Researchers have developed and validated a model that predicts relapse in women with stage 2 or 3 breast cancer who have been treated with endocrine therapy prior to surgical removal of the tumor, according to a study published online September 23 in the Journal of the National Cancer Institute. The preoperative endocrine prognostic index (PEPI) may help identify women who can safely avoid chemotherapy and those women at high risk of relapse who should be considered for aggressive therapy.
Oncologists increasingly treat women with stage 2 and 3 estrogen receptor (ER)-positive breast cancer with endocrine therapy, such as tamoxifen or letrozole, prior to surgery to shrink the tumor. Researchers have not known whether a woman's response to such therapy correlated with her risk of relapse in the future.
In the current analysis, Matthew Ellis, Ph.D., of the Washington University School of Medicine in St. Louis and colleagues examined surgical tumor samples from two previous studies in which women received endocrine treatment for several months prior to surgery. The team analyzed tumor samples from posttreatment surgery for ER status, histological grade, pathological grade, tumor size, nodal stage, treatment response, and Ki67 expression level, which is an indicator of cell proliferation. They tested these characteristics for an association with relapse-free survival and overall survival in 158 women treated in the P024 neoadjuvant trial and used the data to develop PEPI. They validated the model in 203 women previously treated in another clinical trial known as IMPACT.
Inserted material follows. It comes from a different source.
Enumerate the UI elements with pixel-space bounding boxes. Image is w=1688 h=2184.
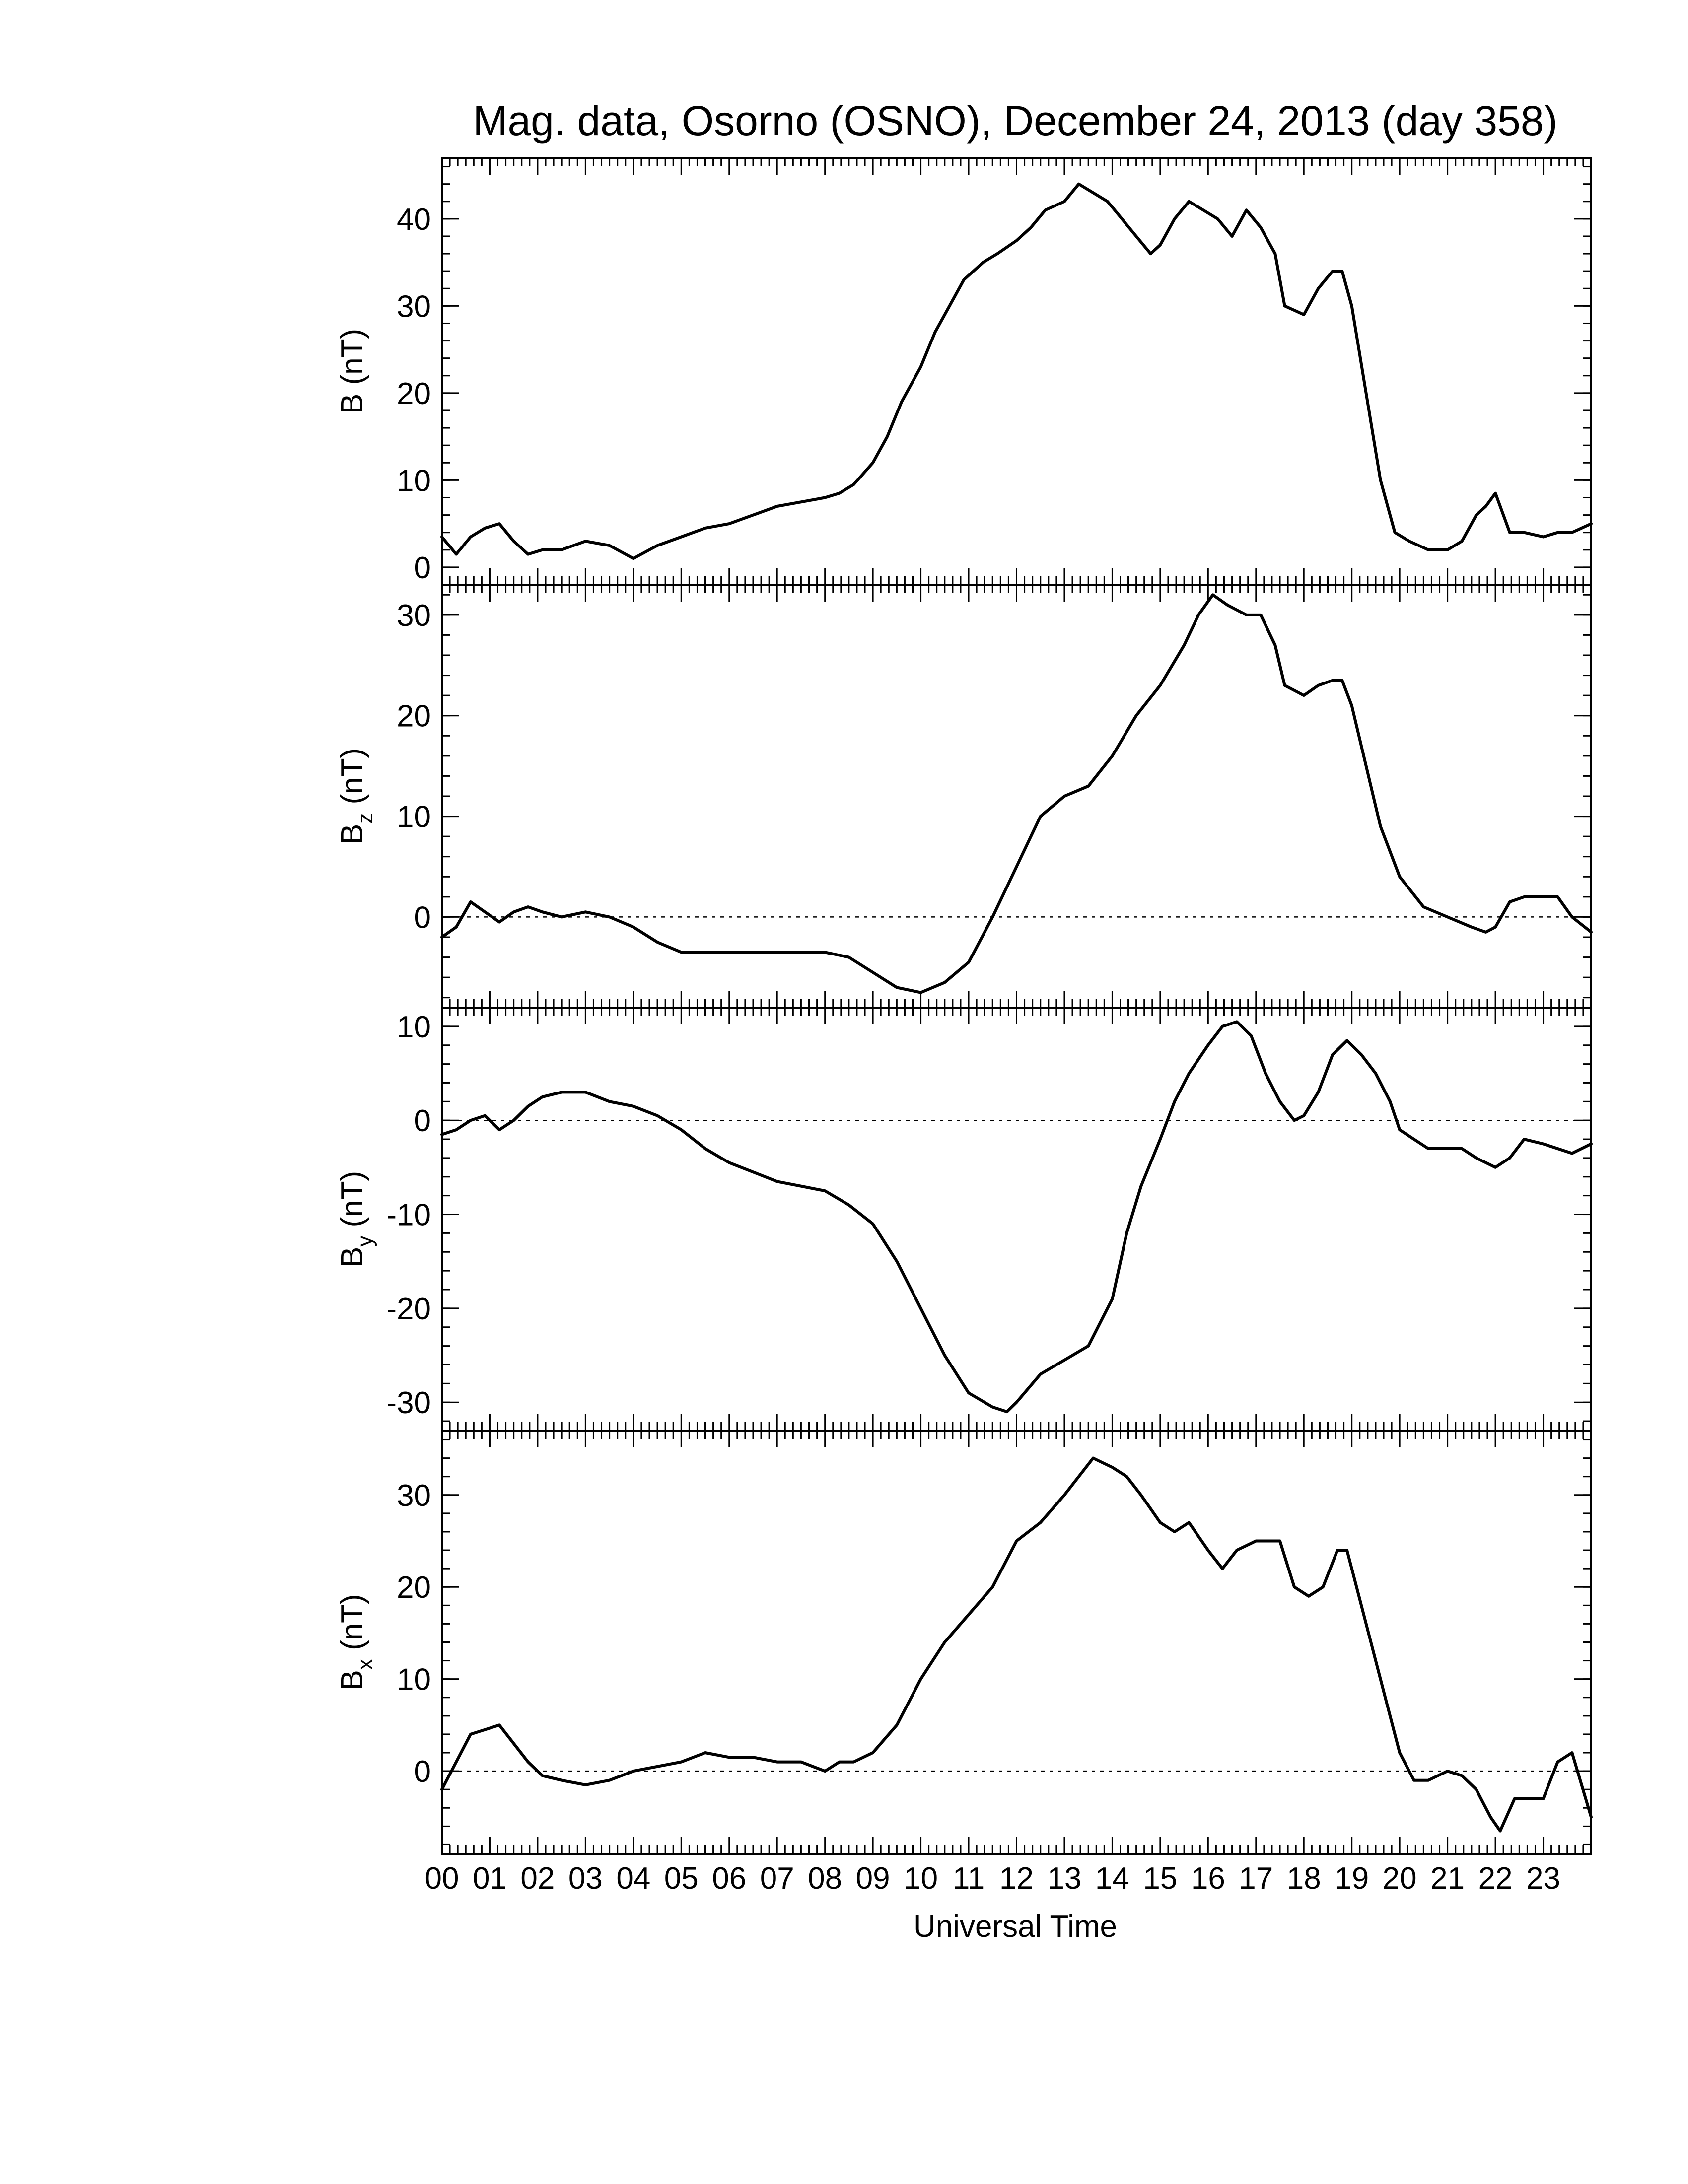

Pathological tumor stage, nodal status, Ki67 expression level, and ER status in posttreatment specimens were independently associated with relapse-free survival; the PEPI model incorporates these characteristics. PEPI was a statistically significant predictor of relapse-free survival in the women in the IMPACT study. None of the women with the lowest PEPI score in the IMPACT trial had relapsed during the follow-up period, which was a median of 60.3 months. The researchers need longer follow-up data to validate PEPI's ability to predict overall survival.
"Of particular note, patients with low pathological stage (stage 1 or 0) and a favorable biomarker profile (PEPI score 0) at surgery had such a low rate of relapse that further adjuvant systemic therapy beyond continuation of an endocrine agent appears unnecessary," the authors write. "In striking contrast, patients with high pathological stage disease at surgery and a poor biomarker profile (PEPI group 3) had a statisti¬cally significant higher risk of early relapse, more typical of ER [negative] disease, and therefore should be offered all appropriate adjuvant treatments available."
Given the robust associations, the researchers suggest that prospective validation of the model is warranted. If validated in a prospective manner, PEPI could help guide individual treatment and assess novel endocrine therapies in future clinical trials.